インバウンド銘柄について~高級品需要は不調も、日本製の需要は未だ堅調に推移?~

株式

はじめに

2025年6月14日の株探で気になる記事がありました。

この記事によると、近年、アパレル小売業の業績が総じて好調に推移しており、以下のような傾向が見受けられたとのことです。

  • オフィス回帰や外出機会の増加
  • 気温の上昇による夏物商品の需要拡大
  • インバウンド需要が業績を後押し

アパレル各社の決算資料などをもとに、アパレル業界に留まらず、インバウンド等へのマクロ的な影響も考察していきます。

出典:株探【特集】驚愕の月次ラッシュで評価急上昇、好実態「アパレル関連」6銘柄選抜


アパレル好調の要因を深掘り

好調の背景について、さらに踏み込んで見ていきます。

1. オフィス回帰・外出増加による需要の回復

ユナイテッドアローズ(7606)の2025年3月期決算では、ビジネスカジュアルにも対応できるアイテムの販売が好調であると報告されています。これは、オフィス回帰や外出機会の増加によって、実用性とスタイルを両立するファッション需要が高まっていることを示しています。

出典:ユナイテッドアローズ 2025年3月期決算説明資料

2. 夏物商品の高機能化と高付加価値戦略

夏物商品の分野では、各社が機能性に優れた高付加価値アイテムに注力している様子が見られます。たとえば、通販大手の千趣会(8165)が展開する「サラリスト」や、グンゼ(3202)の「アセドロン」などがその代表例です。いずれも、夏場でも快適に着用できる機能性インナーやTシャツを打ち出しており、差別化によって顧客の支持を集めています。

出典:楽天市場

3. インバウンド需要の変化と分化

インバウンド需要には二極化の兆しも見られます。百貨店など高級品を扱う業態では、円高傾向の影響により免税売上が3か月連続で前年割れとなるなど、売上の減速が指摘されています。
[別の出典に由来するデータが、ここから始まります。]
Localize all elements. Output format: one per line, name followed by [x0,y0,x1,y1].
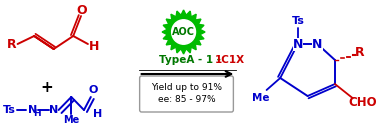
Text: AOC: AOC [172,27,195,37]
Text: CHO: CHO [348,95,376,109]
Text: +: + [40,79,53,95]
Text: Me: Me [252,93,270,103]
Text: Me: Me [63,115,79,125]
Polygon shape [162,10,205,54]
Text: R: R [355,46,364,58]
Text: 1C1X: 1C1X [215,55,245,65]
FancyBboxPatch shape [139,76,233,112]
Text: Ts: Ts [3,105,16,115]
Text: O: O [77,4,87,16]
Text: N: N [49,105,58,115]
Text: H: H [88,41,99,53]
Text: ee: 85 - 97%: ee: 85 - 97% [158,95,215,105]
Circle shape [172,20,195,44]
Text: N: N [312,37,322,51]
Text: H: H [93,109,102,119]
Text: N: N [293,37,303,51]
Text: TypeA - 1 -: TypeA - 1 - [159,55,225,65]
Text: Yield up to 91%: Yield up to 91% [151,82,222,91]
Text: N: N [28,105,37,115]
Text: H: H [33,109,41,117]
Text: O: O [88,85,98,95]
Text: Ts: Ts [291,16,304,26]
Text: R: R [7,37,17,51]
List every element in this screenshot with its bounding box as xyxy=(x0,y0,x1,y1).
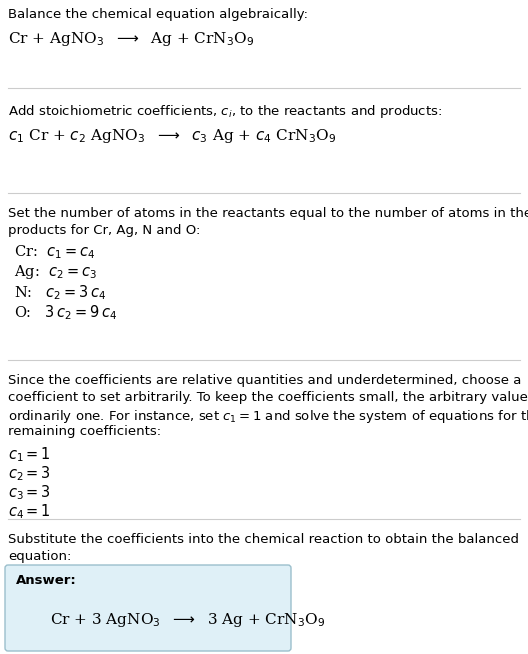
Text: ordinarily one. For instance, set $c_1 = 1$ and solve the system of equations fo: ordinarily one. For instance, set $c_1 =… xyxy=(8,408,528,425)
Text: $c_4 = 1$: $c_4 = 1$ xyxy=(8,502,51,521)
Text: O:   $3\,c_2 = 9\,c_4$: O: $3\,c_2 = 9\,c_4$ xyxy=(14,303,117,322)
Text: Cr + AgNO$_3$  $\longrightarrow$  Ag + CrN$_3$O$_9$: Cr + AgNO$_3$ $\longrightarrow$ Ag + CrN… xyxy=(8,30,254,48)
Text: $c_1$ Cr + $c_2$ AgNO$_3$  $\longrightarrow$  $c_3$ Ag + $c_4$ CrN$_3$O$_9$: $c_1$ Cr + $c_2$ AgNO$_3$ $\longrightarr… xyxy=(8,127,336,145)
Text: Since the coefficients are relative quantities and underdetermined, choose a: Since the coefficients are relative quan… xyxy=(8,374,521,387)
Text: Substitute the coefficients into the chemical reaction to obtain the balanced: Substitute the coefficients into the che… xyxy=(8,533,519,546)
Text: $c_1 = 1$: $c_1 = 1$ xyxy=(8,445,51,464)
Text: N:   $c_2 = 3\,c_4$: N: $c_2 = 3\,c_4$ xyxy=(14,283,106,301)
Text: Cr:  $c_1 = c_4$: Cr: $c_1 = c_4$ xyxy=(14,243,96,261)
Text: Balance the chemical equation algebraically:: Balance the chemical equation algebraica… xyxy=(8,8,308,21)
Text: $c_2 = 3$: $c_2 = 3$ xyxy=(8,464,51,483)
Text: Answer:: Answer: xyxy=(16,574,77,587)
Text: coefficient to set arbitrarily. To keep the coefficients small, the arbitrary va: coefficient to set arbitrarily. To keep … xyxy=(8,391,528,404)
Text: remaining coefficients:: remaining coefficients: xyxy=(8,425,161,438)
Text: Add stoichiometric coefficients, $c_i$, to the reactants and products:: Add stoichiometric coefficients, $c_i$, … xyxy=(8,103,442,120)
FancyBboxPatch shape xyxy=(5,565,291,651)
Text: products for Cr, Ag, N and O:: products for Cr, Ag, N and O: xyxy=(8,224,200,237)
Text: equation:: equation: xyxy=(8,550,71,563)
Text: Ag:  $c_2 = c_3$: Ag: $c_2 = c_3$ xyxy=(14,263,97,281)
Text: Cr + 3 AgNO$_3$  $\longrightarrow$  3 Ag + CrN$_3$O$_9$: Cr + 3 AgNO$_3$ $\longrightarrow$ 3 Ag +… xyxy=(50,611,325,629)
Text: $c_3 = 3$: $c_3 = 3$ xyxy=(8,483,51,502)
Text: Set the number of atoms in the reactants equal to the number of atoms in the: Set the number of atoms in the reactants… xyxy=(8,207,528,220)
出典:ブルームバーグ「インバウンド消費急ブレーキ、百貨店免税売上3カ月連続前年割れ」

一方で、インバウンド売上比率が高いとされるTokyo Base (3415) では、既存店売上の月次進捗が好調に推移しています。TokyoBaseは高品質な日本製のアパレルを主力とするアパレル小売り業であり、このことから、単に高級ブランドが売れにくくなっているのではなく、日本国内でしか購入できない、あるいは希少性のある商品への需要は依然として底堅いと見ることができます。

出典:Tokyo Base 個人投資家説明会

出典:バフェットコード


インバウンドを“分解”して見ると

以上の動向を踏まえると、「インバウンド需要」は一枚岩ではなく、消費行動の中身によって大きく分かれていることが分かります。

“世界中で買える高級ブランド”は円高によって魅力が薄れた一方で、「日本ならでは」の商品はなおも魅力的だと考えています。

このように考えると、インバウンド関連銘柄の中でも、全体の需給に引きずられて株価が軟調に推移している“連れ安”銘柄には、再評価余地が残されている可能性があります。

たとえば、以下のような企業が挙げられます:

  • まんだらけ(2652)
  • Japan Eyewear Holdings(5889)
  • 寿スピリッツ(2222)

これらの銘柄は、いずれもインバウンドの恩恵を受けやすい業態を展開しており、現時点で株価がやや軟調に推移していることから、今後の回復シナリオにおいて投資妙味があると考えられます。


今後も、企業業績とマクロトレンドを読み解くことで、投資チャンスを見つけていきたいと考えています。ここまでお読みいただき、ありがとうございました。